I never saw the gender politics as the prime mover of Prime Suspect. That was played years before on Cagney and Lacey. What struck me was that the brass seemed to form a task force for every homicide. In Homicide Life on the Street terms we were following "red balls"

In almost every other cop series, besides Kojak or Hawaii 5-0 you had the detective team. The "primary" and his partner fighting the system. At best he was a sergeant and only outranked the local patrol cops. Then came The Closer.

Suddenly we have a LAPD chief with lieutenants, sergeants detectives all doing the ordinary task all to get the star into the box to do the interrogation. I had thought that it was inspired by Detective Chief Superintendent "gov'ner" Tennison
 
What struck me was that the brass seemed to form a task force for every homicide. In Homicide Life on the Street terms we were following "red balls"

:confused: Sounds more like Minority Report.
The Cruise movie?.

Episode 1 of a Prime Suspect series: We have a body, the gov'ner has the entire detective squad in a room with each getting micro assignment to track down. Meanwhile the supervisor does the main interviews and follows the main lead. Maybe 15 to 20 detectives working the one case. There seems to be nothing else as the squad room is all dedicated to the one murder.

Most other cop shows, there is a murder, the detective or detective sergeant and his partner works alone. They come to give reports to their immediate supervisor normally a Black person in position of authority who passes down the pressure from higher about the case or perhaps has an ideal to follow up. There may be other squad detectives around but they are not all working the one case.
 
No, I don't even know what Damages is, except that it's something recent. I'm thinking of something from at least a decade ago.
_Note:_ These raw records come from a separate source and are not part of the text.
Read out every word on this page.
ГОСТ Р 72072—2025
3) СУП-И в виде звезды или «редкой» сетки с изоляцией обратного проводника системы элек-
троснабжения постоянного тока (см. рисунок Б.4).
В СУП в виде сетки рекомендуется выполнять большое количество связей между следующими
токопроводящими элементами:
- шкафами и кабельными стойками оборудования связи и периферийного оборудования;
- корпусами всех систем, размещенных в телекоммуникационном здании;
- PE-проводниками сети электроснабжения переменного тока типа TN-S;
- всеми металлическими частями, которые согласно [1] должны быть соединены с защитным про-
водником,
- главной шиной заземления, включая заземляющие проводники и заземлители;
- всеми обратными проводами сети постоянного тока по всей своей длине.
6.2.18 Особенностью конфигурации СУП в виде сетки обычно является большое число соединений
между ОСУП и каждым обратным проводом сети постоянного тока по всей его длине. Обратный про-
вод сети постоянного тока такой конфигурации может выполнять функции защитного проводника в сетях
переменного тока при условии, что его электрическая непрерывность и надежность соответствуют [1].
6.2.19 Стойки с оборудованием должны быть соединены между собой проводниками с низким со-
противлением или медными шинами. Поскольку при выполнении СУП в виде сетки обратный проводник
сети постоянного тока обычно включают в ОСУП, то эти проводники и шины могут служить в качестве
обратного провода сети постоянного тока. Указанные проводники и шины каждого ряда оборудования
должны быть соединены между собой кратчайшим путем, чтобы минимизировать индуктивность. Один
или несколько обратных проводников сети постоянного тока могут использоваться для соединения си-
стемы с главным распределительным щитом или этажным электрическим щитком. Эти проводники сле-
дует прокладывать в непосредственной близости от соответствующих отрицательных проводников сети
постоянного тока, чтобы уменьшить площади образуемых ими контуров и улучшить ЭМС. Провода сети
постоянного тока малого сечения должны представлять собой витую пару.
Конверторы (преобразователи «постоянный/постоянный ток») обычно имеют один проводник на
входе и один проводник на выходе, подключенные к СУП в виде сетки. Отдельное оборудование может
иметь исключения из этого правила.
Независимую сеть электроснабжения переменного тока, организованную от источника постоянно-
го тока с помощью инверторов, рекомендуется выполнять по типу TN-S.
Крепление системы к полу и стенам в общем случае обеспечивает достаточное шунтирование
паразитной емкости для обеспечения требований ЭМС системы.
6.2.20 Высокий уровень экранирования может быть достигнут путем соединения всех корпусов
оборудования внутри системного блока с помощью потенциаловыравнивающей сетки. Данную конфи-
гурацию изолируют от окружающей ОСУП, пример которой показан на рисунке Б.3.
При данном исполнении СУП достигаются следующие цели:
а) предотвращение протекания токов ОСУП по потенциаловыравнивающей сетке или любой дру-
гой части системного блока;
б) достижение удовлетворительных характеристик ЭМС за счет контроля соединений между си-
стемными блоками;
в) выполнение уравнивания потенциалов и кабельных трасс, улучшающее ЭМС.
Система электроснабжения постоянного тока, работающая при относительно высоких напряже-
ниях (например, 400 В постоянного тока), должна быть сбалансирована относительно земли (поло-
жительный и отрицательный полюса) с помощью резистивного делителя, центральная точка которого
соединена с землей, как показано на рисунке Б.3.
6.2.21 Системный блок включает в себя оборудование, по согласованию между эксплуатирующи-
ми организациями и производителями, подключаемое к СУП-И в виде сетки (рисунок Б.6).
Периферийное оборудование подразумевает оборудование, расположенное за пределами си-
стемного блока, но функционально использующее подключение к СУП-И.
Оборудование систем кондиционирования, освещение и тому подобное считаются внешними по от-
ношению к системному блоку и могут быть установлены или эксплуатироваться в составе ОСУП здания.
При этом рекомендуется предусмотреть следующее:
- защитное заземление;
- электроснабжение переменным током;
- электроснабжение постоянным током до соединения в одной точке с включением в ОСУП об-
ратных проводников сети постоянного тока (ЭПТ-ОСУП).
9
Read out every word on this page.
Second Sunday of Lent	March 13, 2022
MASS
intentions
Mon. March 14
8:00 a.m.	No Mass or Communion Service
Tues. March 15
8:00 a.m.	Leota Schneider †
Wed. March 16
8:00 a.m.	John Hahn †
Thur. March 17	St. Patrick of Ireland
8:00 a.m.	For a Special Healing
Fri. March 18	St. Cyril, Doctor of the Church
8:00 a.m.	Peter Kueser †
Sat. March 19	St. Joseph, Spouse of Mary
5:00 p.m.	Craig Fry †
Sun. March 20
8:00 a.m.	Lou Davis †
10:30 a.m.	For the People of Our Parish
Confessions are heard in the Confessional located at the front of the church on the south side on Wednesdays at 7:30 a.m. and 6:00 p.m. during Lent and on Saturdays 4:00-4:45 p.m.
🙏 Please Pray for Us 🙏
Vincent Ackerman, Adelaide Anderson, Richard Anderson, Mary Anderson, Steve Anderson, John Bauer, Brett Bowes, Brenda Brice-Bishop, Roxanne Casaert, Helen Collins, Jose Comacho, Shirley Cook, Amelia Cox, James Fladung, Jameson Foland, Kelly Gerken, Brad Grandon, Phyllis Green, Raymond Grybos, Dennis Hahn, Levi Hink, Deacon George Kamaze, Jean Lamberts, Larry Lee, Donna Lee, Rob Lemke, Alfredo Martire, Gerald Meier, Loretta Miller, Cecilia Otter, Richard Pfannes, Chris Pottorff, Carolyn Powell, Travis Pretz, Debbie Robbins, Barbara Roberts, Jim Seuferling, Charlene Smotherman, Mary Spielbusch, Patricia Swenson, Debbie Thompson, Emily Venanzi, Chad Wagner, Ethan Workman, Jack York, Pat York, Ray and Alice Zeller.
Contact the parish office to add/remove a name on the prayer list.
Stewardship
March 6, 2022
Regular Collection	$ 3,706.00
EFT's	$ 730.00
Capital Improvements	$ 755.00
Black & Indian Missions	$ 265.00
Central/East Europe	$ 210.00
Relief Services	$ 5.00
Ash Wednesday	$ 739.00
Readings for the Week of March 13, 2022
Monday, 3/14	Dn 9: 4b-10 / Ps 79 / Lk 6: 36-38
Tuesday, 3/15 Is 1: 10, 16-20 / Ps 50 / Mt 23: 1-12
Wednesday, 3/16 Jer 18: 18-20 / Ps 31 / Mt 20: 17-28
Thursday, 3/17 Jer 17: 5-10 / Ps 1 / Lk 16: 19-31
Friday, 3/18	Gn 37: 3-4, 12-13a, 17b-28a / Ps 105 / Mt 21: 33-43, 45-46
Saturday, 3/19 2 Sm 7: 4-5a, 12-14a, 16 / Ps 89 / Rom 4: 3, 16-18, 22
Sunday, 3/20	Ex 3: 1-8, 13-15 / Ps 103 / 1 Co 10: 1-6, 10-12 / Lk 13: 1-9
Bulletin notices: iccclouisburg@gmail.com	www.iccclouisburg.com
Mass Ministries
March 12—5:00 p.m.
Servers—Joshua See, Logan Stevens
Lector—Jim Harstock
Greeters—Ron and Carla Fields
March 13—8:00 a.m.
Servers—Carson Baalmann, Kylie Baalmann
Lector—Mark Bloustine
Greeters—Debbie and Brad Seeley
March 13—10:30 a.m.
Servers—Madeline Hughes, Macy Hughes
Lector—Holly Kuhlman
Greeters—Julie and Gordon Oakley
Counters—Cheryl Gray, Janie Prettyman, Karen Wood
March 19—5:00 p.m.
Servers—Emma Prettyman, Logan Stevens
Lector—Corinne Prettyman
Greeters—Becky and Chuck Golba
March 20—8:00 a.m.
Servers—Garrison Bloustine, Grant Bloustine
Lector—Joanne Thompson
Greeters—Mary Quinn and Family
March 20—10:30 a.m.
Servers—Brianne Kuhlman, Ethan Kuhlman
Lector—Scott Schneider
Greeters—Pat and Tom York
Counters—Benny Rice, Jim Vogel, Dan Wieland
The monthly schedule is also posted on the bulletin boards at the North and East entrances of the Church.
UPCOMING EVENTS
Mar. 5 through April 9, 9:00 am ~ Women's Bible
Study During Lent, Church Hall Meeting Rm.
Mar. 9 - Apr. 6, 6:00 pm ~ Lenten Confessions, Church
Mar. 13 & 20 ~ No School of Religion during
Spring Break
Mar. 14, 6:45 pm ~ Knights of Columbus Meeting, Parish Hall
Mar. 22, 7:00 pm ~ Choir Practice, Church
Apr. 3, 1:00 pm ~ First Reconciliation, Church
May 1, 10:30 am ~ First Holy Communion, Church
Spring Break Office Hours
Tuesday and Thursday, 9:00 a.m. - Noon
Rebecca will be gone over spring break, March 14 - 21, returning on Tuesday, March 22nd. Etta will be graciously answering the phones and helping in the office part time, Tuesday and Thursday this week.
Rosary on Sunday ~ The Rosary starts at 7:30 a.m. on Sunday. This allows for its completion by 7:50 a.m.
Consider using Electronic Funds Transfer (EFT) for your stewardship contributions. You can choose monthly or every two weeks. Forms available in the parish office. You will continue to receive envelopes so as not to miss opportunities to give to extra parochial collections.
Okay, I found it. I was thinking of Under Suspicion, a 1994 CBS police drama starring Karen Sillas. It had a similar title and a similar theme, focusing on a lone female homicide detective contending with the sexism of her male colleagues. Apparently it was conceived as an imitation of Prime Suspect but wasn't actually an adaptation.
I never saw the gender politics as the prime mover of Prime Suspect. That was played years before on Cagney and Lacey.
:confused: The sexism of Tennyson's colleagues was played up a lot in the first few episodes of Prime Suspect (coupled with racism in Prime Suspect III, the one with Colin Salmon as Sgt. Bob Wilson).

Cracker also dealt with tensions among the police squad, to an even greater extent or at least more severe consequences.
 
I thought a redball was their term for homicide that was not premeditated. Since it wasn't premeditated, it could only be predicted shortly before it happened. Thus, like a "redball" in real life, an important case that demands the attention of everyone in the squad room.
 
^Whatever. I defer to your recollection of the film. My implied point was, I was puzzled by the use of the term "red ball" in reference to Homicide: Life on the Street. I don't know how or why it was used in that show.
 
^Whatever. I defer to your recollection of the film. My implied point was, I was puzzled by the use of the term red ball in reference to Homicide: Life on the Street. I don't know how or why it was used in that show.

On The Wire and Homicide Red Ball is used to describe cases which cause heavy police, media and political attention. Where as the normal murder of a corner boy is only known to the homicide detectives and the victims family.
 
The term is drawn, I believe, from Simon's book, Homicide: A Year on the Killing Streets, and thus, from real life in Baltimore.